One day my son came downstairs and instead of being a mature adult I acted like a teenager.  In the grand scheme of things it was nothing really big, but it was quite childish for someone of my age.  Here was the problem, I laughed after I did it and he was not joining in the laughing.

Basically I acted like a bully in my behavior toward my son.  I know, I am a horrible dad.  His younger two brothers thought it was funny, but the son I did this to was deeply hurt.  That is really when I realized I messed up badly.

The next moments were critical, what would I do?  Would I say something like “toughen up and quit being a sissy, I was just messing around with you” or respond totally different.

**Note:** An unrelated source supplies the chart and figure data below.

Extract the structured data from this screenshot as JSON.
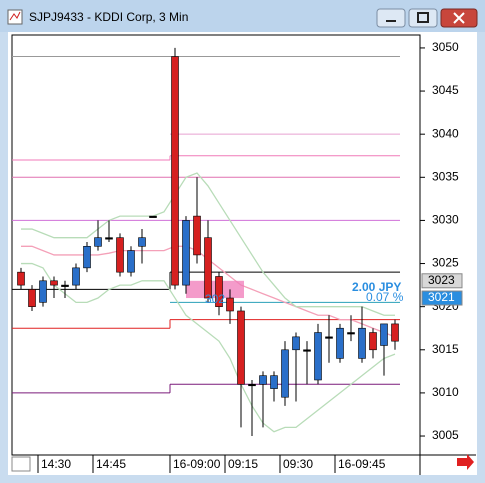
{
  "window_title": "SJPJ9433 - KDDI Corp, 3 Min",
  "chart_data": {
    "type": "candlestick",
    "categories": [
      null,
      null,
      "14:30",
      null,
      null,
      null,
      null,
      "14:45",
      null,
      null,
      null,
      null,
      null,
      null,
      "16-09:00",
      null,
      null,
      null,
      null,
      "09:15",
      null,
      null,
      null,
      null,
      "09:30",
      null,
      null,
      null,
      null,
      "16-09:45",
      null,
      null,
      null,
      null,
      null
    ],
    "open": [
      3024,
      3022,
      3020.5,
      3023,
      3022.5,
      3022.5,
      3024.5,
      3027,
      3028,
      3028,
      3024,
      3027,
      3030.5,
      null,
      3049,
      3022.5,
      3030.5,
      3028,
      3023.5,
      3021,
      3019.5,
      3011,
      3011,
      3010.5,
      3009.5,
      3015,
      3015,
      3011.5,
      3016.5,
      3014,
      3017,
      3014,
      3017,
      3015.5,
      3018
    ],
    "high": [
      3024.5,
      3022.5,
      3023.5,
      3023.5,
      3023,
      3025,
      3027.5,
      3030,
      3030,
      3028.5,
      3027,
      3029,
      3030.5,
      null,
      3050,
      3030.5,
      3035,
      3030,
      3024,
      3022,
      3020,
      3011.5,
      3012.5,
      3012.5,
      3016,
      3017,
      3016,
      3018,
      3019,
      3018,
      3019,
      3020,
      3017.5,
      3018,
      3018.5
    ],
    "low": [
      3022,
      3019.5,
      3020,
      3021,
      3021,
      3022,
      3024,
      3026.5,
      3027.5,
      3023.5,
      3023.5,
      3025,
      3030.5,
      null,
      3022,
      3021.5,
      3025,
      3020.5,
      3019,
      3018,
      3006,
      3005,
      3006,
      3009,
      3008.5,
      3009,
      3011,
      3011,
      3013.5,
      3013.5,
      3016,
      3013.5,
      3014,
      3012,
      3015
    ],
    "close": [
      3022.5,
      3020,
      3023,
      3022.5,
      3022.5,
      3024.5,
      3027,
      3028,
      3028,
      3024,
      3026.5,
      3028,
      3030.5,
      null,
      3022.5,
      3030,
      3026,
      3021,
      3020,
      3019.5,
      3011,
      3011,
      3012,
      3012,
      3015,
      3016.5,
      3015,
      3017,
      3016.5,
      3017.5,
      3017,
      3017.5,
      3015,
      3018,
      3016
    ],
    "up_color": "#2a6fc9",
    "down_color": "#d62020",
    "ylim": [
      3002.8,
      3051.5
    ],
    "yticks": [
      3005,
      3010,
      3015,
      3020,
      3025,
      3030,
      3035,
      3040,
      3045,
      3050
    ],
    "levels": [
      {
        "color": "#999999",
        "values": [
          3049,
          3049
        ]
      },
      {
        "color": "#e8a0d0",
        "values": [
          null,
          3040
        ]
      },
      {
        "color": "#f07ab8",
        "values": [
          3037,
          3037.5
        ]
      },
      {
        "color": "#e070b0",
        "values": [
          3035,
          3035
        ]
      },
      {
        "color": "#d070d8",
        "values": [
          3030,
          3030
        ]
      },
      {
        "color": "#000000",
        "values": [
          3022,
          3024
        ]
      },
      {
        "color": "#2aa0b8",
        "values": [
          null,
          3020.5
        ]
      },
      {
        "color": "#e02020",
        "values": [
          3017.5,
          3018.5
        ]
      },
      {
        "color": "#7a1a7a",
        "values": [
          3010,
          3011
        ]
      }
    ],
    "lines": [
      {
        "color": "#f4a0b8",
        "values": [
          3027,
          3027,
          3026.5,
          3026,
          3026,
          3026,
          3026,
          3026,
          3026.2,
          3026.5,
          3026.5,
          3026.5,
          3026.5,
          3026.5,
          3027,
          3027,
          3026.5,
          3025.5,
          3024.5,
          3023.5,
          3022.5,
          3022,
          3021.5,
          3021,
          3020.5,
          3020,
          3019.5,
          3019,
          3019,
          3018.5,
          3018.5,
          3018,
          3017.5,
          3017,
          3016.5
        ]
      },
      {
        "color": "#b8dcb8",
        "values": [
          3029,
          3029,
          3028.5,
          3028,
          3028,
          3028,
          3028,
          3029,
          3030,
          3030.5,
          3030.5,
          3030.5,
          3030.5,
          3031,
          3033,
          3035,
          3035.5,
          3034,
          3032,
          3030,
          3028,
          3026,
          3024,
          3022.5,
          3021,
          3020,
          3020,
          3020,
          3020,
          3020,
          3020,
          3020,
          3019.5,
          3019,
          3019
        ]
      },
      {
        "color": "#b8dcb8",
        "values": [
          3025,
          3025,
          3024.5,
          3022.5,
          3021.5,
          3020.5,
          3020.5,
          3021,
          3022,
          3022.5,
          3022.5,
          3023,
          3023,
          3023,
          3021,
          3019,
          3018,
          3017,
          3016,
          3014,
          3011,
          3008.5,
          3006.5,
          3005.5,
          3006,
          3006,
          3007,
          3008,
          3009,
          3010,
          3011,
          3012,
          3013,
          3014,
          3014.5
        ]
      }
    ],
    "price_tags": [
      {
        "value": 3023,
        "color": "#d8d8d8",
        "text_color": "#000000"
      },
      {
        "value": 3021,
        "color": "#2a8ee0",
        "text_color": "#ffffff"
      }
    ],
    "annotations": [
      "2.00 JPY",
      "0.07 %",
      "302"
    ]
  }
}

I went up to his room since it was around bedtime that this happened and I said that I noticed what I did really bothered him.  As I lay beside him in bed I first confessed that what I did was immature and childish.  The act was not the main problem, my laughing was what really hurt him . . . deeply.

When I realized that, I knew I had to really humble myself.  At that point in the conversation I was struck with how deep this wound could go.  I did not want to be the source of an unintentional wound deep in my son’s heart.  I said “son, I really messed up and what I did was childish.  Please forgive me for doing that and for laughing about it.”

Fortunately he extended forgiveness to me and I think it reconciled the situation.  Of course I want my child to be tough and be able to handle the mean people and problems of the world, BUT I should not be the one bringing those problems into his life.  My wife and I should be sources of stability and calm in our home not unnecessary problems.

If I am to lead well at home then I must have the humility to admit when I mess up and the willingness to ask for forgiveness.  This requires both self-awareness of my actions and other-awareness of those I love and how they respond when I react or act.  The most important part of this experience is that I learn from it and do not repeat the same mistake.  I am sure I will fail many times more as a Dad, but hopefully I will not have the same failure twice.

What about you?  How have you learned how to lead better at home through your mistakes with your family?  Feel free to share (it will encourage me to know I am not the only one making foolish mistakesJ).  Keep learning and keep leading.